A few notable mortgage rates increased today. The average interest rates for both 15-year fixed and 30-year fixed mortgages crept higher. We also saw an uptick in the average rate of 5/1 adjustable-rate mortgages. Mortgage interest rates are never set in stone, but interest rates are at historic lows. If you plan to buy a home, now might be an ideal time to get a fixed rate. As always, make sure to first consider your personal goals and circumstances before buying a home, and talk to multiple lenders to find one who can best meet your needs.

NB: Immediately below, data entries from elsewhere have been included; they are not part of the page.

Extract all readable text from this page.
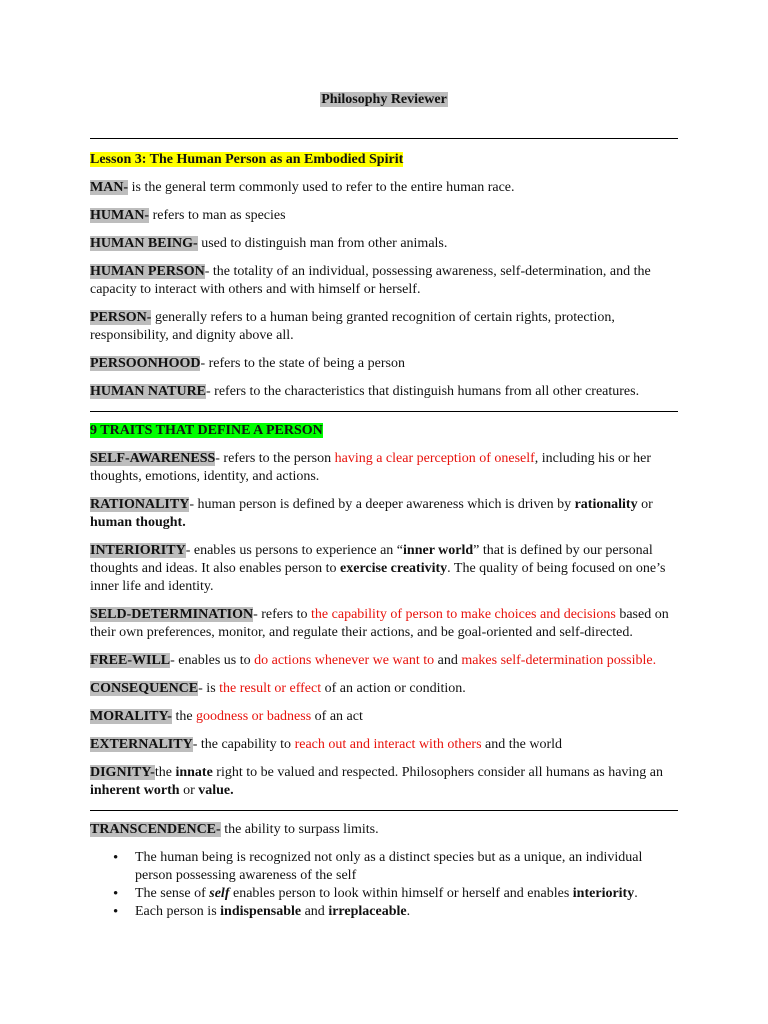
Philosophy Reviewer
Lesson 3: The Human Person as an Embodied Spirit

MAN- is the general term commonly used to refer to the entire human race.

HUMAN- refers to man as species

HUMAN BEING- used to distinguish man from other animals.

HUMAN PERSON- the totality of an individual, possessing awareness, self-determination, and the capacity to interact with others and with himself or herself.

PERSON- generally refers to a human being granted recognition of certain rights, protection, responsibility, and dignity above all.

PERSOONHOOD- refers to the state of being a person

HUMAN NATURE- refers to the characteristics that distinguish humans from all other creatures.

9 TRAITS THAT DEFINE A PERSON

SELF-AWARENESS- refers to the person having a clear perception of oneself, including his or her thoughts, emotions, identity, and actions.

RATIONALITY- human person is defined by a deeper awareness which is driven by rationality or human thought.

INTERIORITY- enables us persons to experience an “inner world” that is defined by our personal thoughts and ideas. It also enables person to exercise creativity. The quality of being focused on one’s inner life and identity.

SELD-DETERMINATION- refers to the capability of person to make choices and decisions based on their own preferences, monitor, and regulate their actions, and be goal-oriented and self-directed.

FREE-WILL- enables us to do actions whenever we want to and makes self-determination possible.

CONSEQUENCE- is the result or effect of an action or condition.

MORALITY- the goodness or badness of an act

EXTERNALITY- the capability to reach out and interact with others and the world

DIGNITY-the innate right to be valued and respected. Philosophers consider all humans as having an inherent worth or value.

TRANSCENDENCE- the ability to surpass limits.

• The human being is recognized not only as a distinct species but as a unique, an individual person possessing awareness of the self
• The sense of self enables person to look within himself or herself and enables interiority.
• Each person is indispensable and irreplaceable.
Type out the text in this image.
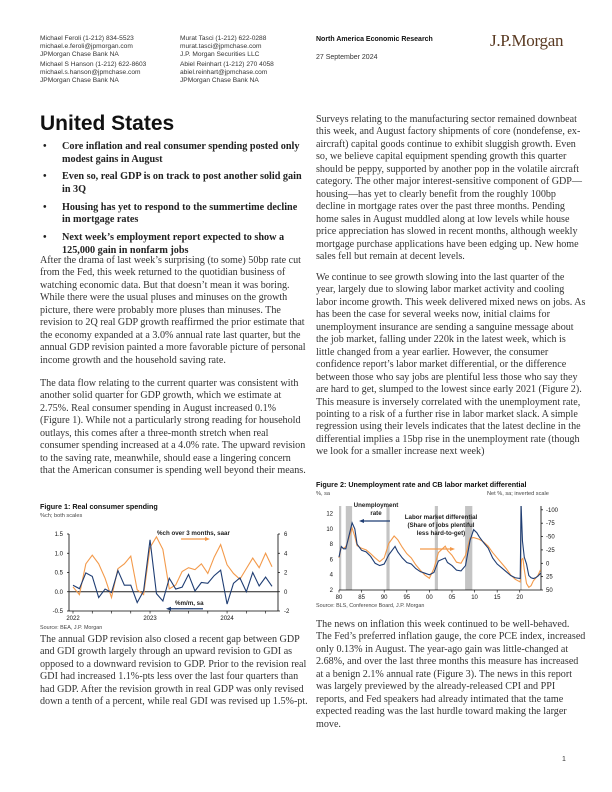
Michael Feroli (1-212) 834-5523
michael.e.feroli@jpmorgan.com
JPMorgan Chase Bank NA
Murat Tasci (1-212) 622-0288
murat.tasci@jpmchase.com
J.P. Morgan Securities LLC
Michael S Hanson (1-212) 622-8603
michael.s.hanson@jpmchase.com
JPMorgan Chase Bank NA
Abiel Reinhart (1-212) 270 4058
abiel.reinhart@jpmchase.com
JPMorgan Chase Bank NA
North America Economic Research
27 September 2024
J.P.Morgan
United States
• Core inflation and real consumer spending posted only modest gains in August
• Even so, real GDP is on track to post another solid gain in 3Q
• Housing has yet to respond to the summertime decline in mortgage rates
• Next week’s employment report expected to show a 125,000 gain in nonfarm jobs

After the drama of last week’s surprising (to some) 50bp rate cut from the Fed, this week returned to the quotidian business of watching economic data. But that doesn’t mean it was boring. While there were the usual pluses and minuses on the growth picture, there were probably more pluses than minuses. The revision to 2Q real GDP growth reaffirmed the prior estimate that the economy expanded at a 3.0% annual rate last quarter, but the annual GDP revision painted a more favorable picture of personal income growth and the household saving rate.

The data flow relating to the current quarter was consistent with another solid quarter for GDP growth, which we estimate at 2.75%. Real consumer spending in August increased 0.1% (Figure 1). While not a particularly strong reading for household outlays, this comes after a three-month stretch when real consumer spending increased at a 4.0% rate. The upward revision to the saving rate, meanwhile, should ease a lingering concern that the American consumer is spending well beyond their means.

The annual GDP revision also closed a recent gap between GDP and GDI growth largely through an upward revision to GDI as opposed to a downward revision to GDP. Prior to the revision real GDI had increased 1.1%-pts less over the last four quarters than had GDP. After the revision growth in real GDP was only revised down a tenth of a percent, while real GDI was revised up 1.5%-pt.

Surveys relating to the manufacturing sector remained downbeat this week, and August factory shipments of core (nondefense, ex-aircraft) capital goods continue to exhibit sluggish growth. Even so, we believe capital equipment spending growth this quarter should be peppy, supported by another pop in the volatile aircraft category. The other major interest-sensitive component of GDP—housing—has yet to clearly benefit from the roughly 100bp decline in mortgage rates over the past three months. Pending home sales in August muddled along at low levels while house price appreciation has slowed in recent months, although weekly mortgage purchase applications have been edging up. New home sales fell but remain at decent levels.

We continue to see growth slowing into the last quarter of the year, largely due to slowing labor market activity and cooling labor income growth. This week delivered mixed news on jobs. As has been the case for several weeks now, initial claims for unemployment insurance are sending a sanguine message about the job market, falling under 220k in the latest week, which is little changed from a year earlier. However, the consumer confidence report’s labor market differential, or the difference between those who say jobs are plentiful less those who say they are hard to get, slumped to the lowest since early 2021 (Figure 2). This measure is inversely correlated with the unemployment rate, pointing to a risk of a further rise in labor market slack. A simple regression using their levels indicates that the latest decline in the differential implies a 15bp rise in the unemployment rate (though we look for a smaller increase next week)

The news on inflation this week continued to be well-behaved. The Fed’s preferred inflation gauge, the core PCE index, increased only 0.13% in August. The year-ago gain was little-changed at 2.68%, and over the last three months this measure has increased at a benign 2.1% annual rate (Figure 3). The news in this report was largely previewed by the already-released CPI and PPI reports, and Fed speakers had already intimated that the tame expected reading was the last hurdle toward making the larger move.

Figure 1: Real consumer spending
%ch; both scales
1.5
1.0
0.5
0.0
-0.5
6
4
2
0
-2
2022	2023	2024
%ch over 3 months, saar
%m/m, sa
Source: BEA, J.P. Morgan
Figure 2: Unemployment rate and CB labor market differential
%, sa	Net %, sa; inverted scale
12
10
8
6
4
2
-100
-75
-50
-25
0
25
50
80	85	90	95	00	05	10	15	20
Unemployment
rate
Labor market differential
(Share of jobs plentiful
less hard-to-get)
Source: BLS, Conference Board, J.P. Morgan
1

Find current mortgage rates for today
30-year fixed-rate mortgages
The 30-year fixed-mortgage rate average is 3.11%, which is an increase of 4 basis points from one week ago. (A basis point is equivalent to 0.01%.) The most common loan term is a 30-year fixed mortgage. A 30-year fixed mortgage will usually have a greater interest rate than a 15-year fixed rate mortgage — but also a lower monthly payment. You won’t be able to pay off your house as quickly and you’ll pay more interest over time, but a 30-year fixed mortgage is a good option if you’re looking to minimize your monthly payment.

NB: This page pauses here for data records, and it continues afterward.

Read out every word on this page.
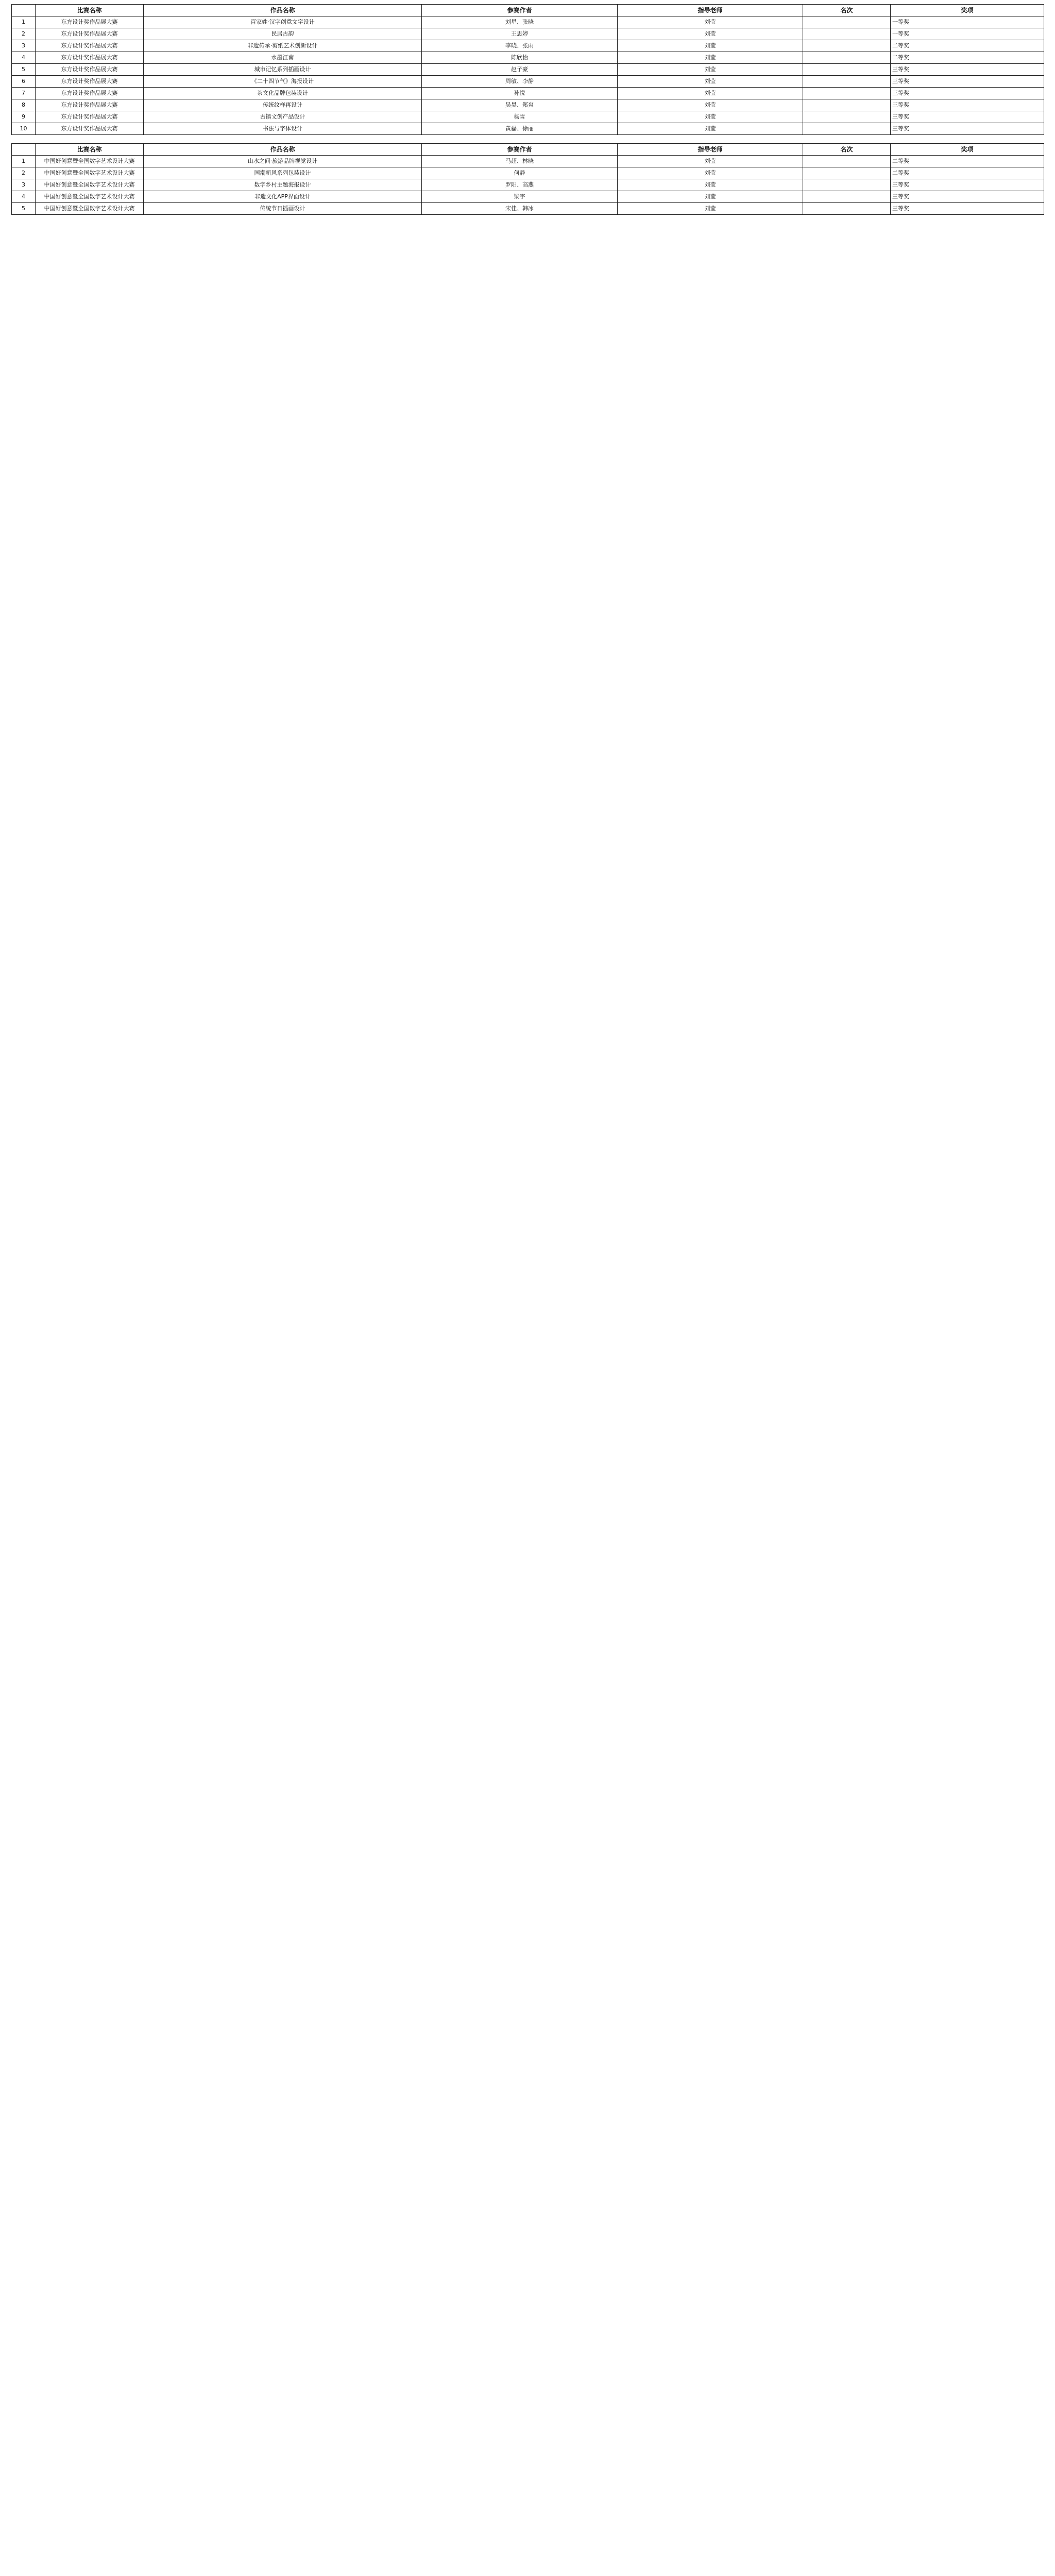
	比赛名称	作品名称	参赛作者	指导老师	名次	奖项
1	东方设计奖作品展大赛	百家姓·汉字创意文字设计	刘星、张晓	刘莹		一等奖
2	东方设计奖作品展大赛	民居古韵	王思婷	刘莹		一等奖
3	东方设计奖作品展大赛	非遗传承·剪纸艺术创新设计	李晓、张雨	刘莹		二等奖
4	东方设计奖作品展大赛	水墨江南	陈欣怡	刘莹		二等奖
5	东方设计奖作品展大赛	城市记忆系列插画设计	赵子豪	刘莹		三等奖
6	东方设计奖作品展大赛	《二十四节气》海报设计	周敏、李静	刘莹		三等奖
7	东方设计奖作品展大赛	茶文化品牌包装设计	孙悦	刘莹		三等奖
8	东方设计奖作品展大赛	传统纹样再设计	吴昊、郑爽	刘莹		三等奖
9	东方设计奖作品展大赛	古镇文创产品设计	杨雪	刘莹		三等奖
10	东方设计奖作品展大赛	书法与字体设计	黄磊、徐丽	刘莹		三等奖
	比赛名称	作品名称	参赛作者	指导老师	名次	奖项
1	中国好创意暨全国数字艺术设计大赛	山水之间·旅游品牌视觉设计	马超、林晓	刘莹		二等奖
2	中国好创意暨全国数字艺术设计大赛	国潮新风系列包装设计	何静	刘莹		二等奖
3	中国好创意暨全国数字艺术设计大赛	数字乡村主题海报设计	罗阳、高燕	刘莹		三等奖
4	中国好创意暨全国数字艺术设计大赛	非遗文化APP界面设计	梁宇	刘莹		三等奖
5	中国好创意暨全国数字艺术设计大赛	传统节日插画设计	宋佳、韩冰	刘莹		三等奖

15-year fixed-rate mortgages
The average rate for a 15-year, fixed mortgage is 2.39%, which is an increase of 4 basis points from seven days ago. You’ll definitely have a larger monthly payment with a 15-year fixed mortgage compared to a 30-year fixed mortgage, even if the interest rate and loan amount are the same. However, as long as you’re able to afford the monthly payments, there are several benefits to a 15-year loan. You’ll typically get a lower interest rate, and you’ll pay less interest in total because you’re paying off your mortgage much quicker.

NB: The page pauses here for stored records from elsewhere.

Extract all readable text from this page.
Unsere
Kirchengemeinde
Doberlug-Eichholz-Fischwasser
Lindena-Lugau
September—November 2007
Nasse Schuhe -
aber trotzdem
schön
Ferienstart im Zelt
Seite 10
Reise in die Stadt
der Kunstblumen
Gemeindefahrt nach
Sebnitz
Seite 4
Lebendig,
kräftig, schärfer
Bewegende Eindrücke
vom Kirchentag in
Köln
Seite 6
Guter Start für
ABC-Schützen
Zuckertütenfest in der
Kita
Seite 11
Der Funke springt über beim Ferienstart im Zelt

5/1 adjustable-rate mortgages
A 5/1 adjustable-rate mortgage has an average rate of 3.13%, an increase of 6 basis points from seven days ago. For the first five years, you’ll typically get a lower interest rate with a 5/1 adjustable-rate mortgage compared to a 30-year fixed mortgage. But since the rate shifts with the market rate, you could end up paying more after that time, as described in the terms of your loan. Because of this, an ARM may be a good option if you plan to sell or refinance your house before the rate changes. But if that’s not the case, you could be on the hook for a much higher interest rate if the market rates shift.
Mortgage rate trends
We use data collected by Bankrate, which is owned by the same parent company as CNET, to track rates changes over time. This table summarizes the average rates offered by lenders nationwide:
Average mortgage interest rates
|30-year jumbo mortgage rate||3.26%||3.27%||-0.01|
|30-year mortgage refinance rate||3.17%||3.13%||+0.04|
Rates as of May 3, 2021.
How to find personalized mortgage rates
To find a personalized mortgage rate, talk to your local mortgage broker or use an online mortgage service. In order to find the best home mortgage, you’ll need to consider your goals and current finances. Specific mortgage interest rates will vary based on factors including credit score, down payment, debt-to-income ratio and loan-to-value ratio. Generally, you want a good credit score, a higher down payment, a lower DTI and a lower LTV to get a lower interest rate. The interest rate isn’t the only factor that affects the cost of your home — be sure to also consider additional factors such as fees, closing costs, taxes and discount points. Make sure to shop around with multiple lenders — including credit unions and online lenders in addition to local and national banks — in order to get a mortgage loan that’s the best fit for you.
What is a good loan term?
When picking a mortgage, you should consider the loan term, or payment schedule. The loan terms most commonly offered are 15 years and 30 years, although you can also find 10-, 20- and 40-year mortgages. Mortgages are further divided into fixed-rate and adjustable-rate mortgages. For fixed-rate mortgages, interest rates are set for the life of the loan. Unlike a fixed-rate mortgage, the interest rates for an adjustable-rate mortgage are only fixed for a certain amount of time (commonly five, seven or 10 years). After that, the rate adjusts annually based on the market interest rate. One thing to think about when choosing between a fixed-rate and adjustable-rate mortgage is the length of time you plan on staying in your home. For those who plan on staying long-term in a new house, fixed-rate mortgages may be the better option. Fixed-rate mortgages offer greater stability over time compared to adjustable-rate mortgages, but adjustable-rate mortgages can sometimes offer lower interest rates upfront. However you might get a better deal with an adjustable-rate mortgage if you only plan to keep your home for a couple years. The “best” loan term all all depends on your situation and goals, so be sure to consider what’s important to you when choosing a mortgage.